Do you remember, doing administration at a set time that had to be reserved weekly, filling in an acceptgiro's, the booklets full of bank statements, household books and stacks of receipts under a paperweight? Or at the moment suprême have no insight into what your expenses are? This era seems to be long behind us now that we carry our bank in our inner pocket. A few presses of a button and both business and private we have insight into all our banking business and can control a lot from our mobile phone or smartwatch. For most of us, this is the daily reality.
The added value of Business Architecture (1/3)
01 March 2021
What does this have to do with the added value of a good Business Architect? If we look at this from a bank's perspective. A few years ago it was a race to offer customers as much as possible via an app, the most beautiful GUI with a lot of functionality. But did the features offered via an app also work directly and well? How was security? These apps worked on a technical architecture that is sometimes more than 10 years old. This is quite a puzzle subject to requirements of not only the technical solution. What does the strategy want? What does it take to survive in this app world as a traditional bank with an old cost structure? In this puzzle you will come across a lot of bears. How can we find a viable and achievable way in this? How do I prevent rabbits from the hat that the organization later plunges into a at-risk area?
Technological development is moving so fast that new structures of organisation and technology are emerging every 10 years.
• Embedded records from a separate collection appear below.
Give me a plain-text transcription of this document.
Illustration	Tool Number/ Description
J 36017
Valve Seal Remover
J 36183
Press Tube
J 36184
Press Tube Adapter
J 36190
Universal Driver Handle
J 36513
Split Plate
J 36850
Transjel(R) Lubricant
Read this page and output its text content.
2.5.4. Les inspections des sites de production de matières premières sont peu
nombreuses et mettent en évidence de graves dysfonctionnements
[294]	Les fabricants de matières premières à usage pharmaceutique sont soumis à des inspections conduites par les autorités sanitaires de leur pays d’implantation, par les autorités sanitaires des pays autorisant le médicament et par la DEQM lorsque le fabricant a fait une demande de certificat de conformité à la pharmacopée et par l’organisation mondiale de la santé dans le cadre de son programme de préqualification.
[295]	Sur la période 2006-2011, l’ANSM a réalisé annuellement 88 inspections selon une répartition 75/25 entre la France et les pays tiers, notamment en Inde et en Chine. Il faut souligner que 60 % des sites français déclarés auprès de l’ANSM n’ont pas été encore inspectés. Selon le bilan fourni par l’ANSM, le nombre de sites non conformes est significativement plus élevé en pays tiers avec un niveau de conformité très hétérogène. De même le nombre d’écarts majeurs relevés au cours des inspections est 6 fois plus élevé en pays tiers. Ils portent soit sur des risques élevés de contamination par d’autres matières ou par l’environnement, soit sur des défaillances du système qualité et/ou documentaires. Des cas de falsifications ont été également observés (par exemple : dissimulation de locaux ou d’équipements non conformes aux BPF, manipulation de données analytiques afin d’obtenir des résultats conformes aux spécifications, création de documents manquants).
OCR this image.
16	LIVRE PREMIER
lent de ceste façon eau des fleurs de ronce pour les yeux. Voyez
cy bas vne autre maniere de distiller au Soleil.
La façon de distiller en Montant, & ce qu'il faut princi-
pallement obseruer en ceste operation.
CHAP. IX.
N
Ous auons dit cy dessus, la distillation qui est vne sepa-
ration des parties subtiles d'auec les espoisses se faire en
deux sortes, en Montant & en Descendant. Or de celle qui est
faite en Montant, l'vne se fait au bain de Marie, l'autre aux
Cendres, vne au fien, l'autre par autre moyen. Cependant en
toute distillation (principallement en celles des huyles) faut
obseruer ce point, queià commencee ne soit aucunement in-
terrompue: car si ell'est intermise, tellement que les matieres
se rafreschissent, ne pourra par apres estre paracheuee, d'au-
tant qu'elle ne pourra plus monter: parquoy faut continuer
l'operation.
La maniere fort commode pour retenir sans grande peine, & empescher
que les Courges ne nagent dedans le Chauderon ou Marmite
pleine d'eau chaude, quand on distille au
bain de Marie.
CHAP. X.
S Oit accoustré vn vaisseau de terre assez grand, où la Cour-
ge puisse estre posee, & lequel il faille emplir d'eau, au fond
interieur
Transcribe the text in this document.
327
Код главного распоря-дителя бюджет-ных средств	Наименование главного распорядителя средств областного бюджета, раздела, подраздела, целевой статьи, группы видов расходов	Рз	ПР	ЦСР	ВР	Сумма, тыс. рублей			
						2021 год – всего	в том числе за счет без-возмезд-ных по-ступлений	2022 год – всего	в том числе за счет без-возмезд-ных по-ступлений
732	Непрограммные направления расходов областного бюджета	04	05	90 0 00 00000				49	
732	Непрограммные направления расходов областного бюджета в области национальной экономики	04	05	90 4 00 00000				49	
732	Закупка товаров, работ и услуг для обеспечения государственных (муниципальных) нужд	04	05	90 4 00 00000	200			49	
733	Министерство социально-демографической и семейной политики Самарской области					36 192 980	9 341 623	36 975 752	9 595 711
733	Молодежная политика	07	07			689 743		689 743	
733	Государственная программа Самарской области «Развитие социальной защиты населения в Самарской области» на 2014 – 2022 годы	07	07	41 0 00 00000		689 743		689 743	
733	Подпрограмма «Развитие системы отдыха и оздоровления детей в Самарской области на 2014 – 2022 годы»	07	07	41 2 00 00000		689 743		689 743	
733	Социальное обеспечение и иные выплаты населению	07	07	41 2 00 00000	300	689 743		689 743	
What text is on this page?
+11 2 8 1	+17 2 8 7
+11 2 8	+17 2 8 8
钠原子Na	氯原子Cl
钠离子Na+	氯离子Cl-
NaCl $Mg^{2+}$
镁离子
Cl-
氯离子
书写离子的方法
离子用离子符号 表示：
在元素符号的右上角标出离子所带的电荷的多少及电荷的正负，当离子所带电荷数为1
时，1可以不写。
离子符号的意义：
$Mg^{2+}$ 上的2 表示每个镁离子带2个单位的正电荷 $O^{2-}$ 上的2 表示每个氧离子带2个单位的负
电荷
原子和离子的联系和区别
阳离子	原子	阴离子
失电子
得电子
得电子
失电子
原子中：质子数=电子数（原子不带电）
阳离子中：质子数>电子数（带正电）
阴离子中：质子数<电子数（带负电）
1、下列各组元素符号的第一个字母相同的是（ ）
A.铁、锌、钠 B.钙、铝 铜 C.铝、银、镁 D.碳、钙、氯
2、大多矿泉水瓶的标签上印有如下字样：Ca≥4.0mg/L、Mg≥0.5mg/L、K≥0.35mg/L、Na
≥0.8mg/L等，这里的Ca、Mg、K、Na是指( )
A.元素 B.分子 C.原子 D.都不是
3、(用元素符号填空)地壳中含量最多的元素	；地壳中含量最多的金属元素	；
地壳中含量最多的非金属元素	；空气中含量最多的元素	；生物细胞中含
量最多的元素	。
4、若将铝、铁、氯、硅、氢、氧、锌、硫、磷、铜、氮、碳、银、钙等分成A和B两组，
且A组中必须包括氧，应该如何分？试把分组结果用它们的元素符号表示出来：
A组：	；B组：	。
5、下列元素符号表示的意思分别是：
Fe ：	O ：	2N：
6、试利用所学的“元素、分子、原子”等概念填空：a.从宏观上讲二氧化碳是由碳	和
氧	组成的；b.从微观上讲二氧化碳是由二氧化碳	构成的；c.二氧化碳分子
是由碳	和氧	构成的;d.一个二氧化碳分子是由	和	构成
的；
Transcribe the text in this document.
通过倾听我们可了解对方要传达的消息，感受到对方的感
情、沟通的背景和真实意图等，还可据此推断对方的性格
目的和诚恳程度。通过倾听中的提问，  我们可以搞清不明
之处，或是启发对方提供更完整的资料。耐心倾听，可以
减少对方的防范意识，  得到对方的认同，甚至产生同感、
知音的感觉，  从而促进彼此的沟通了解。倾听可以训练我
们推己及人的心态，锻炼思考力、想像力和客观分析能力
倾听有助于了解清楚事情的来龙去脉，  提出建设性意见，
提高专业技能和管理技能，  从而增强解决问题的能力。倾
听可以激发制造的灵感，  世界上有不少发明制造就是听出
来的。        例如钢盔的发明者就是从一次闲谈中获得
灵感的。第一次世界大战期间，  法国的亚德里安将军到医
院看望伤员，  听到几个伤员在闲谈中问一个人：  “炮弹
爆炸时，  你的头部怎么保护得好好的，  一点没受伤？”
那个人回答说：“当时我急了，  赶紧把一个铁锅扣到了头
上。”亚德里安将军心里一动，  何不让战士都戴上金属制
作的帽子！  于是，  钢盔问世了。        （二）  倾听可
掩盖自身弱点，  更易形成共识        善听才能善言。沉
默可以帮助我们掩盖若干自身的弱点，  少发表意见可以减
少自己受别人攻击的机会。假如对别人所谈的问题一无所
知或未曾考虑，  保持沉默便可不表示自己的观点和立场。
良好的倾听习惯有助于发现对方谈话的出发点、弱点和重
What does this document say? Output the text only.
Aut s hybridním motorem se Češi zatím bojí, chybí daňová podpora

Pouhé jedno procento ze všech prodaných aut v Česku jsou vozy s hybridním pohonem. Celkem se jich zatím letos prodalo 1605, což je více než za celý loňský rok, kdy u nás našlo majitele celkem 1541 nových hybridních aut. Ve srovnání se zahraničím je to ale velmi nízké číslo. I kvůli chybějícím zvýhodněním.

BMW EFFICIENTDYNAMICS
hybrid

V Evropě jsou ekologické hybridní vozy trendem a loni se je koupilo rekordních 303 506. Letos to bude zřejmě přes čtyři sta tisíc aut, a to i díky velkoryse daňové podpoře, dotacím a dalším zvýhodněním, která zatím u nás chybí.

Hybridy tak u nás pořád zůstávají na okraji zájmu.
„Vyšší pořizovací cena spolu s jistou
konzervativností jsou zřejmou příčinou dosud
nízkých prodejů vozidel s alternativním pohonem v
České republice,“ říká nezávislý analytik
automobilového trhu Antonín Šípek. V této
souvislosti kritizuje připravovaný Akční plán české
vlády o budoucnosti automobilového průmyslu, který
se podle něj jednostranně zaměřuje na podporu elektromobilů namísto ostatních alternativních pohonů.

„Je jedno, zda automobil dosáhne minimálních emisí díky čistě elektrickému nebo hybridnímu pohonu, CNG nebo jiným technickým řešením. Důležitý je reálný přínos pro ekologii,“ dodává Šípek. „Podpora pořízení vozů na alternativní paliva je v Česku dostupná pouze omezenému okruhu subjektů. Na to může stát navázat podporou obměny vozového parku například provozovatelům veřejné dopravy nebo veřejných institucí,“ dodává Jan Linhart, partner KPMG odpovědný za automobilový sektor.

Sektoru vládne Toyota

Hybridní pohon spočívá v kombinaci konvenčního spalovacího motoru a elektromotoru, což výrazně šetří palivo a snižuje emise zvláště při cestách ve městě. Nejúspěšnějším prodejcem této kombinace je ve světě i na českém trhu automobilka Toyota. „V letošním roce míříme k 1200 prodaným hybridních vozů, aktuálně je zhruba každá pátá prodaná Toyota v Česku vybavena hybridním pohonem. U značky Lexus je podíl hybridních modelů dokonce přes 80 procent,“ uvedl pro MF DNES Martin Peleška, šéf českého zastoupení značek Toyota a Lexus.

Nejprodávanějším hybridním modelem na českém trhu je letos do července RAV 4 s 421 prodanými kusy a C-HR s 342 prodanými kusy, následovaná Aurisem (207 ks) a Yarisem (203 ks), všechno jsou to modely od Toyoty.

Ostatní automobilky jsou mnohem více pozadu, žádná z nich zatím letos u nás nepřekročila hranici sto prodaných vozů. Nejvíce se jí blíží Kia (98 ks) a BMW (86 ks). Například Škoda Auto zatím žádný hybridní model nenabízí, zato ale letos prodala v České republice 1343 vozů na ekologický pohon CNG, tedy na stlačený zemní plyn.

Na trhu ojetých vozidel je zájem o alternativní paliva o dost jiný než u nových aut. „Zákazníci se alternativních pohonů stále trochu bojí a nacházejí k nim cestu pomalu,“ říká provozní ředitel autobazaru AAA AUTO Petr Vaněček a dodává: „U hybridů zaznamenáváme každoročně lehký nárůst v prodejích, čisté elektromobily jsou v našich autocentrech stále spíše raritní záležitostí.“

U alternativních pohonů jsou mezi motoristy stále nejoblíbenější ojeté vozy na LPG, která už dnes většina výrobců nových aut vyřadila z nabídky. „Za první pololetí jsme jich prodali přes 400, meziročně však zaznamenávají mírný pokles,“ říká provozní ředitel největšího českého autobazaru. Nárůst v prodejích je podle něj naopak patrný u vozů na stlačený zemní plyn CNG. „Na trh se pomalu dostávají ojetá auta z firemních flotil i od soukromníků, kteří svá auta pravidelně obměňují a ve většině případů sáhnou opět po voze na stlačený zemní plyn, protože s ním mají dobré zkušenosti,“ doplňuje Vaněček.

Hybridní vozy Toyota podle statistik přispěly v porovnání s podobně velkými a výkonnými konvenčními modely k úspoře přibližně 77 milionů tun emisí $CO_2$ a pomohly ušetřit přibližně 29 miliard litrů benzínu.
With each shift, structures are created in which there is only limited scope for adaptation. The question of whether change should take place within this space or outside often plays a role. A promising approach is to ensure transparency in the structure and how this relates to the strategy and operation. Transparency shows you where it pinches, and how far the possibilities extend.
By transparency, we mean showing that a particular strategy requires a certain structure, and this in turn enables certain capabilities – which an organization can do. And, these capabilities, in turn, will use available technology. In short, the separation is large between technical architecture and what an organization wants to offer to the customer. From a strategy point of view, capabilities are articulated, but do they fit in? How do we do this? Do we understand each other when it comes to customer needs and technical architecture?
In that understanding is now the crux. A business architect can help with that. Creating transparency is not only an architect who makes pictures, but an architect who ensures that a vocabulary is used during planning in which the coordination between the many disciplines and domains is possible. He guides the path from the strategic domain – a given for him – to the associated business structure and translates this into manageable requirements for a successful operation. In short, he helps understand where boundaries lie, and also focus on the – sometimes difficult structural – business decisions that this entails. That's what the business architect profession was invented for.
If you have become curious about how that business architect does that, in a few weeks the next blog will follow in this series.